The 1990s must have been the winter of discontent for Craven as we are introduced to yet another character whose eyes remind our heroine of the bleakness of that season. Worse still is the parlous state of the hero’s finances. Not only is Marius Benedict sans a multinational empire, his inherence is a textile mill in Britain. Ouch. By current Harlequin hero benchmarks Marius Benedict is found seriously wanting.
Having established that our hero is unable to whisper italicised terms of endearment what can he offer our heroine? The opportunity to indulge in that other staple fantasy: the brother figure as lover. First cousin love in the twenty century is a bit awkward and step-sibling romance is very Brady but it must be kept within the family. Marius is the orphaned nephew of Lydie Hatton’s stepfather. Their love is thwarted by another’s deception.
And what of this deception? Like most Craven heroine’s Lydie is cursed with a narcissistic mother who will do all that is necessary to ensure her son Jon is anointed sole heir to the Benedict fortune. (In Craven-verse Jon is shorthand for feckless male which makes one wonder who the real-life counterpart is).
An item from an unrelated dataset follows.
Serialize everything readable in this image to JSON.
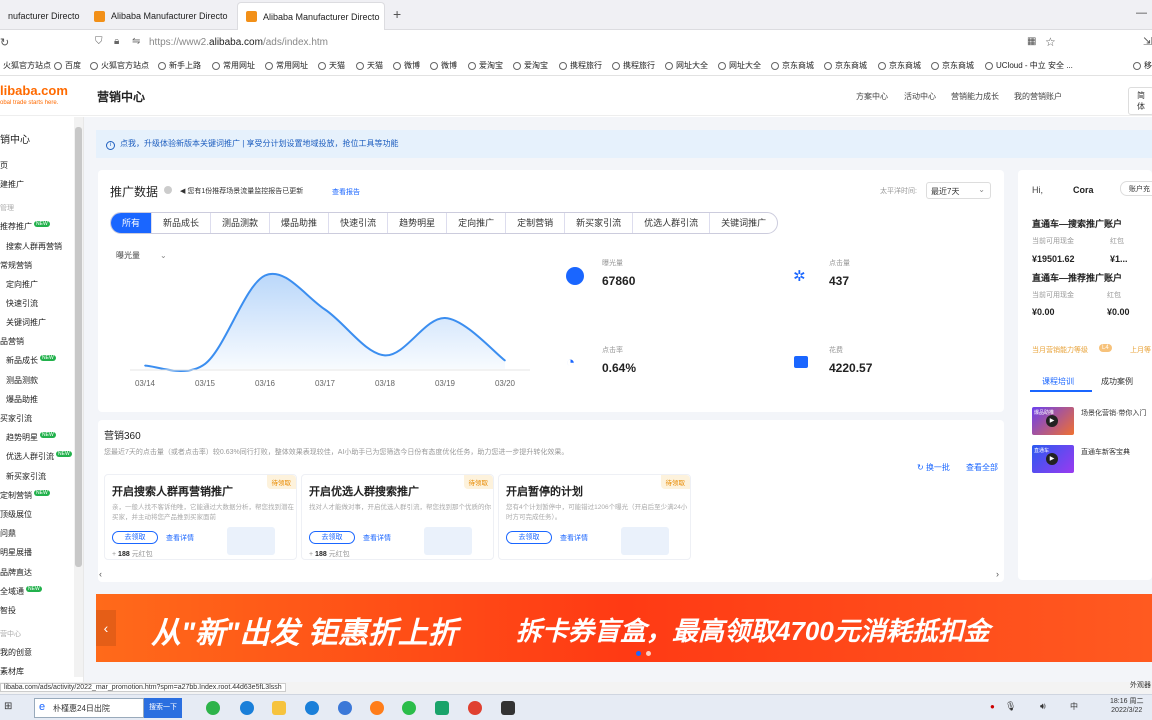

She accuses Marius of grooming Lydie and of impregnating a local girl. For his alleged sins, Marius is exiled for the next five years.
On his return, the protagonists have an innate inability to communicate (otherwise a few more trees would have lived to see another day) and the heroine is terribly slow on the uptake but quite ready to defiantly ‘lift her chin.’ Naturally found in a compromised position they become engaged. For most people the following would raise alarm bells: Marius bent until his mouth was almost brushing her ear. He said quietly, ‘The door’s open if you want to run away again.’ His voice sank to a whisper. ‘But, unlike Wingate, I shall follow. You belong to me, Lydie.’ (p.87). Like we said slow.
The deception unravels and Jon’s transgressions exposed. Craven leaves the protagonists to seal their commitment to each other with a kiss and yes , the hero’s term of endearment for the heroine is ‘my sweet’.